Justice isn't fast, and it isn't easy, but after nine years Sharnasky was finally released and immediately immigrated to Israel. Cotler's efforts had been the key to securing that release. In a 1984 visit to Canada, Gorbachev was greeted with protests and accusations about Sharnasky's imprisonment organized by Cotler. He confided that truthfully, he had never even heard of Sharnasky and when he took office the next year released him as a matter of practicality. "He was a troublemaker, but not a criminal, and it was costing us to keep him in prison – all the demands and protests.” Sharnasky was the first political prisoner released by Gorbachev. 

Of course, that was only one fight in a career defined by sticking up for the vulnerable. Cotler would take on more cases of unjust imprisonment as an international human rights lawyer, advocating on behalf for prisoners held in the Soviet Union, in South Africa under Apartheid, and more recently for political prisoners in the Arab and Muslim world. Prisoners such as Shoaib Choudhury, a Bangladesh journalist charged with treason and sedition for advocating for peace and cultural understanding with Israel in 2004.

Cotler also served as President of the Canadian Jewish Congress, lobbying the government to support Israel in its many struggles and protecting the rights of Jewish citizens to live their lives without fear. He was chief consul in the  Deschênes Commission of Inquiry on War Criminals hiding in Canada, proving that real that justice has no statue of limitations. Recently, Cotler has worked to redefine and categorize modern antisemitic under the umbrella of "the new antisemitism.”
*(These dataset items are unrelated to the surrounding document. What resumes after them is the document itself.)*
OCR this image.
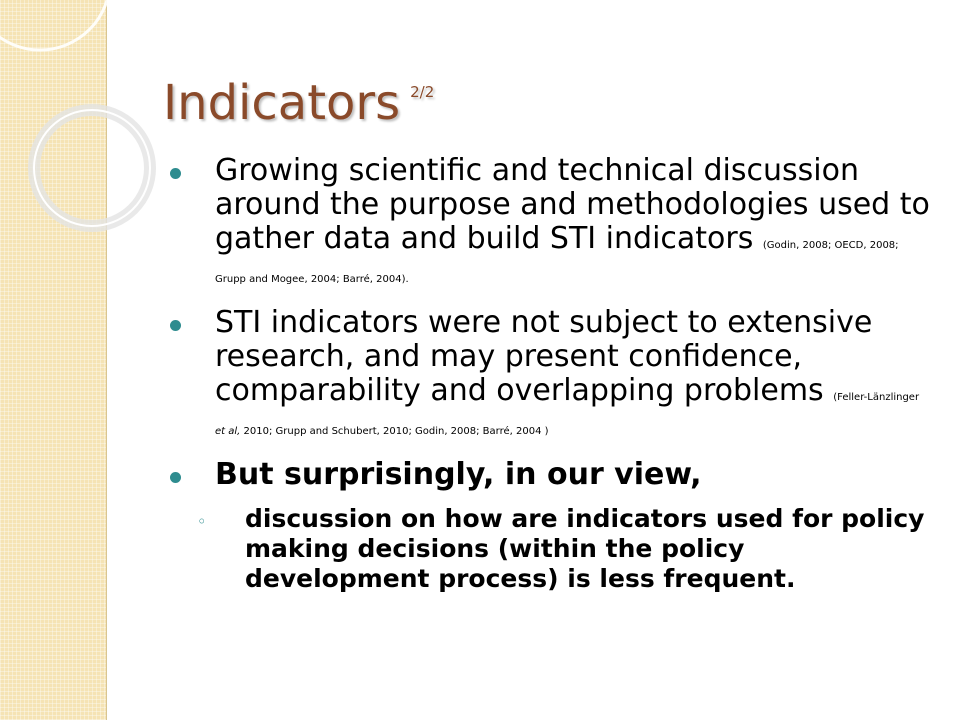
Indicators $^{2/2}$
Growing scientific and technical discussion around the purpose and methodologies used to gather data and build STI indicators (Godin, 2008; OECD, 2008; Grupp and Mogee, 2004; Barré, 2004).
STI indicators were not subject to extensive research, and may present confidence, comparability and overlapping problems (Feller-Länzlinger et al, 2010; Grupp and Schubert, 2010; Godin, 2008; Barré, 2004 )
But surprisingly, in our view,
◦ discussion on how are indicators used for policy making decisions (within the policy development process) is less frequent.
In 2003, Cotler was appointed to Cabinet as Minister of Justice and Attorney General of Canada, a position he would steward with dignity and vigilance. He would remain in public service for more than a decade in a variety of posts including Critic for Public Safety and Emergency Preparedness and Special Counsel on Human Rights and International Justice. In 2008, Cotler was one of the first to ring the alarm bells of an increasingly hostile and aggressive Iran (particularly as it threatened Israel) releasing an official petition entitled The Danger of a Genocidal and Nuclear Iran: A Responsibility to Prevent Petition

Retiring from government in 2015, Cotler is still actively working for justice in numerous cases around the globe. Irwin Cotler is living proof that one person can make a difference. That injustice can be fought and defeated. That we don't have to tolerate hatred and oppression as long as we are willing to stand by our core beliefs.